"Eternal You"-Autoren: KI birgt Hilfe - aber auch Suchtpotenzial
Mit Verstorbenen nochmals in Kontakt treten - was nach spiritistischen Sitzungen klingt, bieten Start-Ups mit Hilfe von KI an. Die Dokumentation "Eternal You - Vom Ende der Endlichkeit" beschäftigt sich mit dem Thema. Ein Gespräch mit den Machern.
In der Dokumentation geht es um die Einsatzmöglichkeiten von KI in einem Bereich, der bislang noch wenig Beachtung fand. Vielleicht auch, weil Tod und Jenseits bei uns noch für viele ein Tabu sind.

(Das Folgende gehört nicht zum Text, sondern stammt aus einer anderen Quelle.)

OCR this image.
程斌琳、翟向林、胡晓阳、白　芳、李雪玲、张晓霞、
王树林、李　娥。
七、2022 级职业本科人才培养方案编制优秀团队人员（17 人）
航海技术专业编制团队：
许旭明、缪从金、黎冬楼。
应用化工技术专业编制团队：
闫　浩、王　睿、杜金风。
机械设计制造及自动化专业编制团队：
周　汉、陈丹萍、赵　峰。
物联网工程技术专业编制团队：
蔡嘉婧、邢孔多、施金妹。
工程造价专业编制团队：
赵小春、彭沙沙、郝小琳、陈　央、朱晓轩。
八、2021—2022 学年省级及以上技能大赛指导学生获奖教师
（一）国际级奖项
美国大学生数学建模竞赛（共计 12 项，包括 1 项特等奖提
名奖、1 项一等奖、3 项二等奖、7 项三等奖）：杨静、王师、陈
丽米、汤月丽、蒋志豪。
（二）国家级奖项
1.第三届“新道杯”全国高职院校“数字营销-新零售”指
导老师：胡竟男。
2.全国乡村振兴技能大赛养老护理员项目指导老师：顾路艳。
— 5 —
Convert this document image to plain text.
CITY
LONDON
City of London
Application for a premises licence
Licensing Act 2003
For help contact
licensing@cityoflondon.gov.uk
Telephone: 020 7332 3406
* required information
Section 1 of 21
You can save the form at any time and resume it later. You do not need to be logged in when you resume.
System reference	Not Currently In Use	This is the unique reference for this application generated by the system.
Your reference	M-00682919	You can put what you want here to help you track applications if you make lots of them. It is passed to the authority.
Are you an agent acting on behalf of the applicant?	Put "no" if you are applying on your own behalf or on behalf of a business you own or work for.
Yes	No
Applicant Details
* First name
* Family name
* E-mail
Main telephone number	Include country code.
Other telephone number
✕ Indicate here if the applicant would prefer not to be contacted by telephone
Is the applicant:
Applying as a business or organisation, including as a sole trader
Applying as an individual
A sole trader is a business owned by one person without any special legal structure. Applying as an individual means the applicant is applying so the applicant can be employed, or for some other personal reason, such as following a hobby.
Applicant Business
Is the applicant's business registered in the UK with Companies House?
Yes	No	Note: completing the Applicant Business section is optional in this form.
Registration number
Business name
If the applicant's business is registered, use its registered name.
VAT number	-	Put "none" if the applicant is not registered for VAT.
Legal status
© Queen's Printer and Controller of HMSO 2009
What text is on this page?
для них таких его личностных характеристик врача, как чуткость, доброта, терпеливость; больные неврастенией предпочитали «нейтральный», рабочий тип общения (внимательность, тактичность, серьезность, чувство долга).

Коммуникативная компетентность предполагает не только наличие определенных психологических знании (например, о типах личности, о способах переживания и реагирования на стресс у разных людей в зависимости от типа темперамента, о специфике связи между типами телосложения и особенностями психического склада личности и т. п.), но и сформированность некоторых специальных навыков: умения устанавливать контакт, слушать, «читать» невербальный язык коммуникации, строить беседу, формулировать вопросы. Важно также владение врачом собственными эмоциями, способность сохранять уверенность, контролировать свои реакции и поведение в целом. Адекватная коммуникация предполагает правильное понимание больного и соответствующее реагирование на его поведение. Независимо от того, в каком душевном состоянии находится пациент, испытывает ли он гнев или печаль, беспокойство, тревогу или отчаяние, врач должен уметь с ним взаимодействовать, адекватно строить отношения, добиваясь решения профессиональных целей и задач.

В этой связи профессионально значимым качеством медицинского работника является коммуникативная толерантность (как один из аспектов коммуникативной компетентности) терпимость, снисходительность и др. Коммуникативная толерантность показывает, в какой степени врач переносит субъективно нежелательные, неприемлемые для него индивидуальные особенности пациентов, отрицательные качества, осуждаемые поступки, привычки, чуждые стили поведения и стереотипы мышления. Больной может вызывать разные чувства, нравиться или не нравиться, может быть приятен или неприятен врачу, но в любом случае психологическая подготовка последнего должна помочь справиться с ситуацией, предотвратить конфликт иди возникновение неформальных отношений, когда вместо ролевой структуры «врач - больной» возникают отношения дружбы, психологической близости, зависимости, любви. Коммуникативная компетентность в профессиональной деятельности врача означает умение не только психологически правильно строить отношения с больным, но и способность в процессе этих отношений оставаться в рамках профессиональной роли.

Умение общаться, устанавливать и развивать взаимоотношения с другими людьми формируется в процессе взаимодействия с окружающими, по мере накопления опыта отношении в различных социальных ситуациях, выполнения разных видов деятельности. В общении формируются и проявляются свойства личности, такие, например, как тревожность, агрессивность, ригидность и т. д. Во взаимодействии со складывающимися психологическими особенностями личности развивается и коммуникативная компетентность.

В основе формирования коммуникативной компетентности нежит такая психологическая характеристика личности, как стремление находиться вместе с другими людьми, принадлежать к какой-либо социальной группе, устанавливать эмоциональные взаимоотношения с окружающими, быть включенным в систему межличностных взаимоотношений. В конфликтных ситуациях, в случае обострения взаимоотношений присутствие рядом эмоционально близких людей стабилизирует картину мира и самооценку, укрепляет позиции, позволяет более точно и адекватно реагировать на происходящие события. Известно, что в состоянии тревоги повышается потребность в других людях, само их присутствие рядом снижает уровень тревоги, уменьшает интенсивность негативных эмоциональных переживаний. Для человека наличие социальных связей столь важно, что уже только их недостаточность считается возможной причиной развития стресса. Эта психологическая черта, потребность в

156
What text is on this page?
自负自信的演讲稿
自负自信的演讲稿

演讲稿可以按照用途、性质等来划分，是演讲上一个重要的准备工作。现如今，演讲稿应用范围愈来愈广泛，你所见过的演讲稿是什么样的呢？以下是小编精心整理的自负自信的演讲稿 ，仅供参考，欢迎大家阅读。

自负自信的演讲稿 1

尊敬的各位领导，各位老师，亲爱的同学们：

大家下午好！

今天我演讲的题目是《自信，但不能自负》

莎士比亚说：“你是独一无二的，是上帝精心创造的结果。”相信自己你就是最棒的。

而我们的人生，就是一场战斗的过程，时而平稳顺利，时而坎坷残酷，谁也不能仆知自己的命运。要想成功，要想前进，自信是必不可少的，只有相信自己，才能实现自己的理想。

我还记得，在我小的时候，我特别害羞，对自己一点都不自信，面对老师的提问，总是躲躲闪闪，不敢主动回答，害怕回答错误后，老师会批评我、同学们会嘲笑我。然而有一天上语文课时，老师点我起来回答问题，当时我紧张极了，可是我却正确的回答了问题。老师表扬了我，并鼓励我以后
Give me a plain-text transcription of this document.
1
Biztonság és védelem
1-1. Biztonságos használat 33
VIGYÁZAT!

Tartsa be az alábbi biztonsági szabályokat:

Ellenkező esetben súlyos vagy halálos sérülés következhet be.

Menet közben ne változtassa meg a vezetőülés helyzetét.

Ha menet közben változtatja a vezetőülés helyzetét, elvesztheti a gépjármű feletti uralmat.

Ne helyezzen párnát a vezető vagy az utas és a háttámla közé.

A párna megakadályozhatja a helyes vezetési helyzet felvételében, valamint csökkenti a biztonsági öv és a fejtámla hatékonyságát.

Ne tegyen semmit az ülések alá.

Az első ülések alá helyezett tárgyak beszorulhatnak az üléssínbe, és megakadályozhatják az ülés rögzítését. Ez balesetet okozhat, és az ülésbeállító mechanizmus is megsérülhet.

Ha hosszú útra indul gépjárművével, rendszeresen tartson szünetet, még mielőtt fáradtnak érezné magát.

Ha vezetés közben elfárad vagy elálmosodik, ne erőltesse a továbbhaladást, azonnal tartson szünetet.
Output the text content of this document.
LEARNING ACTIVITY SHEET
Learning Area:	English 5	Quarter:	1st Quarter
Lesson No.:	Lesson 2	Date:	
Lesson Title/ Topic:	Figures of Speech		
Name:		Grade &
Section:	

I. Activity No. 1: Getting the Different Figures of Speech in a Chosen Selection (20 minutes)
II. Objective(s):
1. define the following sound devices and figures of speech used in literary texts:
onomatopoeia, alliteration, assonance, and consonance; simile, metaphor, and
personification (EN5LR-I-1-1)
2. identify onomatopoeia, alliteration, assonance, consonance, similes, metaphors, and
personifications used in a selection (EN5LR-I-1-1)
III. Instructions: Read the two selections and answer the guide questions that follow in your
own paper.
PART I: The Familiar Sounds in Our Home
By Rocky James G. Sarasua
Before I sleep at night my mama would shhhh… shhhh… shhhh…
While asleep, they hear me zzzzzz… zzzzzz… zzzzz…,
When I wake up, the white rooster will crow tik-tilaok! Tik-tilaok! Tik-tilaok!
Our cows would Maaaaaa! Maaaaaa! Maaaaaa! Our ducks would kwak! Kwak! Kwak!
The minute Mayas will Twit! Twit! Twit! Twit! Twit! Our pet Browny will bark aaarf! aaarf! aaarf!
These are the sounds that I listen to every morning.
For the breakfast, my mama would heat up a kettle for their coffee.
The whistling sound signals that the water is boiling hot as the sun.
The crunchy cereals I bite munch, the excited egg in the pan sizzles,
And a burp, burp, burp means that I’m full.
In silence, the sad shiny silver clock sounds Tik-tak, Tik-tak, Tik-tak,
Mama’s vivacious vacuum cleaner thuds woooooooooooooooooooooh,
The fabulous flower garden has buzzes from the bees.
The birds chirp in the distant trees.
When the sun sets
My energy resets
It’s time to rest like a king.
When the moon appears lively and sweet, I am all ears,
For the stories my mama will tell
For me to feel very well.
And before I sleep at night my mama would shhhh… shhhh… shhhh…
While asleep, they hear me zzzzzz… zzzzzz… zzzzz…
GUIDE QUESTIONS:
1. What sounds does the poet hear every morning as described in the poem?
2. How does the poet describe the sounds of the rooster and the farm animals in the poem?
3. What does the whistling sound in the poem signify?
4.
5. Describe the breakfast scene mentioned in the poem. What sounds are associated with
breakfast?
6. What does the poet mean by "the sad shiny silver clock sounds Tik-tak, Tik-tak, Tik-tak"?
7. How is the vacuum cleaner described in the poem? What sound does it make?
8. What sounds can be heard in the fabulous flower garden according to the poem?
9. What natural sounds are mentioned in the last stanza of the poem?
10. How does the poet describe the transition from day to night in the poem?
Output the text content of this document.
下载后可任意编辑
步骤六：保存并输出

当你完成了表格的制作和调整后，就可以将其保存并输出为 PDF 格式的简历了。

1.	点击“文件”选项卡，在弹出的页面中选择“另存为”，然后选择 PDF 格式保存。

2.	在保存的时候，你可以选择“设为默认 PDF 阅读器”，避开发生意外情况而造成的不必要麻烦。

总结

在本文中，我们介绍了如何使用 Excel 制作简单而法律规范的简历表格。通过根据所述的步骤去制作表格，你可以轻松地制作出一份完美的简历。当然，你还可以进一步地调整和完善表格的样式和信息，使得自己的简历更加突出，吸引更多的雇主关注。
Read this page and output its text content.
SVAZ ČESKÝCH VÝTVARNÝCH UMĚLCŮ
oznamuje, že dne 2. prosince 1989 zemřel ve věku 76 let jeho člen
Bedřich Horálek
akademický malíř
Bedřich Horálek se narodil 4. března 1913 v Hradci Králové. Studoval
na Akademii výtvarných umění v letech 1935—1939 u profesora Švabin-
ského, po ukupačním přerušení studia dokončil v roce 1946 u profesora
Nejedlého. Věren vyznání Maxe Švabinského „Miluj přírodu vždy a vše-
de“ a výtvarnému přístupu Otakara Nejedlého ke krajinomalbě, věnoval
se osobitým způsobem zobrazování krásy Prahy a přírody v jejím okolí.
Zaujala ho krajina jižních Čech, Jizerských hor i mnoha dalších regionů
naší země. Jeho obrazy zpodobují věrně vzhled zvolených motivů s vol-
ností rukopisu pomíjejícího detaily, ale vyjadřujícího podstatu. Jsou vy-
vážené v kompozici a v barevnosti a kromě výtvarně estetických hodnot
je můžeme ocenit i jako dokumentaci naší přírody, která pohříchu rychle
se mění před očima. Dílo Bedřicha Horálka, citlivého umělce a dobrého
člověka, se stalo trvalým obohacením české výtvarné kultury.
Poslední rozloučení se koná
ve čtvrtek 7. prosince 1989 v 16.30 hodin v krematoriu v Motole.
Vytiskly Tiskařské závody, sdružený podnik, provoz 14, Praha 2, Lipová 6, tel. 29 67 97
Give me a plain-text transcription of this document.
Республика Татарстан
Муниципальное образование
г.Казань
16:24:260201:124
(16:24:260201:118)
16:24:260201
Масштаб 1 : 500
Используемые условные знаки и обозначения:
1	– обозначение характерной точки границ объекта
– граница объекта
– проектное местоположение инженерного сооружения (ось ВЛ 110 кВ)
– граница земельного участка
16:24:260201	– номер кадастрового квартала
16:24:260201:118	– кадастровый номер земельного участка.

Wie sind Sie auf das Thema gestoßen?
Hans Block: Wir haben vor sechs Jahren auf einer Website Statements entdeckt, wie "Who wants to live forever", also, "Wer will für immer leben", oder "Werdet virtuell Unsterblich". Zunächst waren wir skeptisch, haben dann aber festgestellt, dass da jemand behauptet, aus den Daten, die wir täglich im Netz hinterlassen, einen digitalen Doppelgänger erstellen kann, der mit unseren Hinterbliebenen sprechen und interagieren kann.
Moritz Riesewieck: Wir stehen ja ganz am Anfang der KI-Revolution. Für die meisten Menschen, die daran denken, geht es eher um Arbeitsplatzverlust und solche Dinge. Aber viele haben noch gar nicht verstanden, dass KI auch eingesetzt wird, um Menschen in Bereichen zu ersetzen, in denen wir eigentlich unersetzbar zu sein schienen. Das heißt z.B. in persönlichen Beziehungen. Wir haben ja inzwischen eine Einsamkeitskrise und viele Menschen probieren KI schon als Therapeutenersatz aus. Und jetzt fangen Mensch an, andere, ihnen nahestehende Menschen, die verstorben sind, mit KI zu simulieren, und damit auch die Trauerrituale, die früher in Gemeinschaften stattgefunden haben, obsolet zu machen. Wenn sie jetzt sagen, na ja, ich kann doch meinen Verstorbenen auch digital in der Hosentasche tragen und in Kontakt bleiben, isolieren sie sich auch sozial weiter. Dass Menschen jetzt also solche Ersatzbeziehungen führen, das ist weitestgehend unbekannt.
Waren alle Nutzer nur neugierig, oder gab es auch welche, die vielleicht skeptisch waren?
Riesewieck: Viele, die jetzt auf diese Weise mit den Toten in Kontakt getreten sind, haben am Anfang gedacht, sie probieren es einfach mal aus, was ist schon dabei?! Sie haben dann aber im Laufe der Chats mit den Simulationen der Toten so viele neue Fragezeichen in die Köpfe bekommen, dass sie gar nicht mehr loslassen konnten. Also, dass sie dann auf einmal zum Beispiel Zweifel bekommen haben, ob es den Toten tatsächlich gut geht. Es gibt eine Userin in unserem Film, die erfahren hat, dass ihr geliebter verstorbener Freund in der Hölle sei und die entsprechend verwirrt ist.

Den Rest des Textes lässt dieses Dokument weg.